Village in Bedfordshire, England

Clifton is a village and civil parish in the English county of Bedfordshire. The original hundred of Clifton is named after it.

The original "hundred" comprised: The Parishes of Arlesey; Campton-Cum-Shefford; Chicksands; Clifton; Henlow; Holwell; Meppershall; part of Shillington; Lower Stondon; Little Holwell; Stotfold; Upper Stondon.

The first recorded reference to Clifton is in 944 when it is referred to as Cliftune. Clifton is also mentioned in the Domesday Book. The entry reads:

Cliftone: William de Cairon from Bishop of Lincoln, Eudo FitzHubert and Nigel d'Aubigny; Leofwin from St. Benedict's of Ramsey; Alwin from Countess Judith. 2 mills.

All Saints Church, built in the 14th and 15th centuries was heavily restored in the nineteenth century.

Clifton village is now a popular place to live as a consequence of its good transport links and proximity to the railway station at Arlesey.

Clifton was voted Bedfordshire Village of the Year in 2003, 2005 and 2009. It is today largely residential, but in the past it was a centre for straw plaiting. The original All Saints school was a "Straw Plait School" where children were expected to learn to plait straw from as young as four years of age. They would also be taught to read.

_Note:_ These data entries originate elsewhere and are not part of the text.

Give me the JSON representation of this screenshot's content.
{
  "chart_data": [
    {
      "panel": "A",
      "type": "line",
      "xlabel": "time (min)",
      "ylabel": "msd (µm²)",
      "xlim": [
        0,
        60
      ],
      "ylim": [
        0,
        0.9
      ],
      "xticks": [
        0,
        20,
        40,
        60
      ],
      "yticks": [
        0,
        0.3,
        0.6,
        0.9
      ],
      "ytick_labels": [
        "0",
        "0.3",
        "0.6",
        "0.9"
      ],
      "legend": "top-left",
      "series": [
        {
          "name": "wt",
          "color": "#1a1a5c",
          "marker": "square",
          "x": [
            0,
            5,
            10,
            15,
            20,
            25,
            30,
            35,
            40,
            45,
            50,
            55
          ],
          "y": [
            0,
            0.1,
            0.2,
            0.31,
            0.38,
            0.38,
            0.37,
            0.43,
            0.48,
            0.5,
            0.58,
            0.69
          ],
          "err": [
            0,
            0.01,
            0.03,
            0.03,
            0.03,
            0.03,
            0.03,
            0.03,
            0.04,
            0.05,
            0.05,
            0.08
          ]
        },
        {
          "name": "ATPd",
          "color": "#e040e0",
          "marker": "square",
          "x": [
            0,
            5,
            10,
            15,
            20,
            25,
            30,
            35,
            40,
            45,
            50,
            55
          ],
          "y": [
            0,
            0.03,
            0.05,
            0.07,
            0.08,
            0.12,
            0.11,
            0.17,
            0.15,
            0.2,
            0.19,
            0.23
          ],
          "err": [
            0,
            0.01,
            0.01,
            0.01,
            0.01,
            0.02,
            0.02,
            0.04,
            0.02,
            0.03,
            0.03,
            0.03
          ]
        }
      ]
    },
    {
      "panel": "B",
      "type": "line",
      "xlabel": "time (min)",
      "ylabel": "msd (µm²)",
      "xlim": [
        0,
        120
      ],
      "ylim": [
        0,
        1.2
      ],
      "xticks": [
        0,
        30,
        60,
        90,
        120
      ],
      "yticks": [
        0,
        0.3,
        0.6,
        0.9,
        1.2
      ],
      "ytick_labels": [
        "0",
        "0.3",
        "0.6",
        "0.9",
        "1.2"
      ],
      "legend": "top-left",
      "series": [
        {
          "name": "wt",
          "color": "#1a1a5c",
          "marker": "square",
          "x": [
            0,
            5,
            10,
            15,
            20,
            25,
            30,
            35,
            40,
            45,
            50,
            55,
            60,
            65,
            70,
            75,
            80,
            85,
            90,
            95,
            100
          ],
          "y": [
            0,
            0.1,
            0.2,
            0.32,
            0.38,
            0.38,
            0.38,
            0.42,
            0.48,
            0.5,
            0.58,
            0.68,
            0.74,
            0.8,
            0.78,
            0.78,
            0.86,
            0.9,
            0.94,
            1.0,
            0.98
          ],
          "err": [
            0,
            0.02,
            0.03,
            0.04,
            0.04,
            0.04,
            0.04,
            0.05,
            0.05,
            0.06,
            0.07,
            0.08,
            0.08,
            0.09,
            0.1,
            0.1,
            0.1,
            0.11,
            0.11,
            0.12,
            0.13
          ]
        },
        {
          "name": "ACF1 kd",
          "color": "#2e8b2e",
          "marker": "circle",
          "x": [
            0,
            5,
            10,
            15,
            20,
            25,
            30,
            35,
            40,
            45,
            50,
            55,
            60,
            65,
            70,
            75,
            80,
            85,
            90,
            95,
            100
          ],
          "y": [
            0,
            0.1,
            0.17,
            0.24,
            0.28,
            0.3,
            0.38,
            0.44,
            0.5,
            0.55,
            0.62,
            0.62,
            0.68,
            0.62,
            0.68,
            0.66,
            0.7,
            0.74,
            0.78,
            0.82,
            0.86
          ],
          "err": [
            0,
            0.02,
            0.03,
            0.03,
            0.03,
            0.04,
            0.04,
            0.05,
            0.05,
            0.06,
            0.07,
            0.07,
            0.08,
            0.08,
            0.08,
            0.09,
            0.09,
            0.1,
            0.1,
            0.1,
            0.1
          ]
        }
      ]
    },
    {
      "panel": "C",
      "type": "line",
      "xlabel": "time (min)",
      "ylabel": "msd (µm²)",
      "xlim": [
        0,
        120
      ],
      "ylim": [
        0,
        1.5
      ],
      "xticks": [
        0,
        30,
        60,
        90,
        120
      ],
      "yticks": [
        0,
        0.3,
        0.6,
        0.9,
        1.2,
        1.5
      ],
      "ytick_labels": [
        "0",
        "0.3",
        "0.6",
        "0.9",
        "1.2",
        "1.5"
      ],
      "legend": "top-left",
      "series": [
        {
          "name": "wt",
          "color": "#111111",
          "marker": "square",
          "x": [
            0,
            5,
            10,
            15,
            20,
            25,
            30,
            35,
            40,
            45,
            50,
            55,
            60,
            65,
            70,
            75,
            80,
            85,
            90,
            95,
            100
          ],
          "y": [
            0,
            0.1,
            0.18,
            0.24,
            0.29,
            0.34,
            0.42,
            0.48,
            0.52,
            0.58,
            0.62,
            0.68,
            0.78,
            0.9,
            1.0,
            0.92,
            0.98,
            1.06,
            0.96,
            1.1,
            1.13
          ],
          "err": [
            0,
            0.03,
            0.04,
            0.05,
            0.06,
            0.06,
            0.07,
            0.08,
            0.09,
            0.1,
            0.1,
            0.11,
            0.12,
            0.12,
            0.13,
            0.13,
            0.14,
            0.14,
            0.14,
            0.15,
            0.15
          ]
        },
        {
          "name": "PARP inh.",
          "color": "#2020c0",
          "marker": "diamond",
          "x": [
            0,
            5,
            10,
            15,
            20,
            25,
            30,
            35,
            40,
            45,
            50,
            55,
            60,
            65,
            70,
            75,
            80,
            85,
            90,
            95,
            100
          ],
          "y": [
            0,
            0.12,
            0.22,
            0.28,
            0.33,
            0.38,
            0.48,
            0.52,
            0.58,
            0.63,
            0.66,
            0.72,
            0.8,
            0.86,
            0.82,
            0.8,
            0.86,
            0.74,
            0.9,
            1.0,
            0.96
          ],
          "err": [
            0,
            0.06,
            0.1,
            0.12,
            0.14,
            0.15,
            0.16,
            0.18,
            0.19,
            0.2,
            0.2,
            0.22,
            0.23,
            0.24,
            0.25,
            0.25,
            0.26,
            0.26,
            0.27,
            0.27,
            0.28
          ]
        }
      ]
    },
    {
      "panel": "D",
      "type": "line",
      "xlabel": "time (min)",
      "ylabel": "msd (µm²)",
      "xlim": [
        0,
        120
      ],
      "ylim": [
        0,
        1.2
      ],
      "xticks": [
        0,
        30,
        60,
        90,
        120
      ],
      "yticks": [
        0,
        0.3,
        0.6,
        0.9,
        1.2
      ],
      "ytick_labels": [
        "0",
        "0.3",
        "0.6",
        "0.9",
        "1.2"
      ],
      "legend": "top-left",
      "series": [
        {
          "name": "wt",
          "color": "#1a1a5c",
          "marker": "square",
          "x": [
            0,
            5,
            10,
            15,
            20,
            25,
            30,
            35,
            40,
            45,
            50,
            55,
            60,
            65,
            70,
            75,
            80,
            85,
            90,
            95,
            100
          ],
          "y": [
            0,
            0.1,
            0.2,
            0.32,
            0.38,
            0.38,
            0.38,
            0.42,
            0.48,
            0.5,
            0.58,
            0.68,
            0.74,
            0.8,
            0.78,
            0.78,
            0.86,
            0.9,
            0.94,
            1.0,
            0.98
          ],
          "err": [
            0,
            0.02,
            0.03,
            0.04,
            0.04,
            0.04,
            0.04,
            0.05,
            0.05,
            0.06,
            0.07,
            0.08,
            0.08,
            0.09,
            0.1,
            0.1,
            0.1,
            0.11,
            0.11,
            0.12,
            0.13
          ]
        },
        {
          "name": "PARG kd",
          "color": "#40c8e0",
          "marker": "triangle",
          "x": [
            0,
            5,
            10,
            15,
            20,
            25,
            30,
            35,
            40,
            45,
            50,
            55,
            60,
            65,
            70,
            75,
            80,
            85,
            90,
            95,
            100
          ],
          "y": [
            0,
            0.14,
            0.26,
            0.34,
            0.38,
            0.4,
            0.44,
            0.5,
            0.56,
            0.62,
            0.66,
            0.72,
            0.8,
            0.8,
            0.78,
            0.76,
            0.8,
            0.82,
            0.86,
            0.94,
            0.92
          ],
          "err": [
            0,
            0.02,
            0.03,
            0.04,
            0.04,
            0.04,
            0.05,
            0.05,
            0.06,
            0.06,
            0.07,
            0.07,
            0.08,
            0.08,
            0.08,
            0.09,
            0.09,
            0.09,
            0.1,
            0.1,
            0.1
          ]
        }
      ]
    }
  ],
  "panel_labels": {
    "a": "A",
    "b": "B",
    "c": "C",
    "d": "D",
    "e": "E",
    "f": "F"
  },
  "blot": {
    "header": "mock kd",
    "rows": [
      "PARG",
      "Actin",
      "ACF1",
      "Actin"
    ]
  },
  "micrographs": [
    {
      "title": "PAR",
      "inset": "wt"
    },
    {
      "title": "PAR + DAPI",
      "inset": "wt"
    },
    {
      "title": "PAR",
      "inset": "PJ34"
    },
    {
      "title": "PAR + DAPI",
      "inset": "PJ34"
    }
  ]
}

There was also once a small factory producing bottled drinks. Harwoods Mineral Water Factory
 operated from 1880 until 1947. Harwoods produced Hops Bitters, Cherry Cider, Stone Ginger Beer, Lime Juice and Soda, and Ginger Ale and sold them to the pubs and shops of all the surrounding villages.

Samuel Whitbread Academy is also located in the village of Clifton. Clifton was visited by the Queen and Prince Philip on 17 November 2006 as part of a visit to reopen the school.

Facilities in Clifton include a lower school, butcher, post office/village store and two public houses (The Golden Lion and The Admiral). There is also an Indian restaurant, garage, petrol station and a hairdresser. There is a small group of businesses located in converted farm buildings at Clifton Bury farm.

At the northern edge of the village is Clifton Cricket Club which plays at the Claybridge Ground.

Football is played at the Recreation ground. The Community Centre, with its large car park, is located at the Northern end of the Recreation Ground. All Saints' Church Hall is situated in Stanford Lane.

There is a duckpond in the centre of the village.

English actor Ben Whishaw was born and grew up in Clifton.

== Geography ==
Clifton is located in the valley of the River Ivel which used to be navigable through the village. The highest point in the village is 62m above sea level at Hitchin Hill.

==Education==

There is an academy school, Clifton All Saints.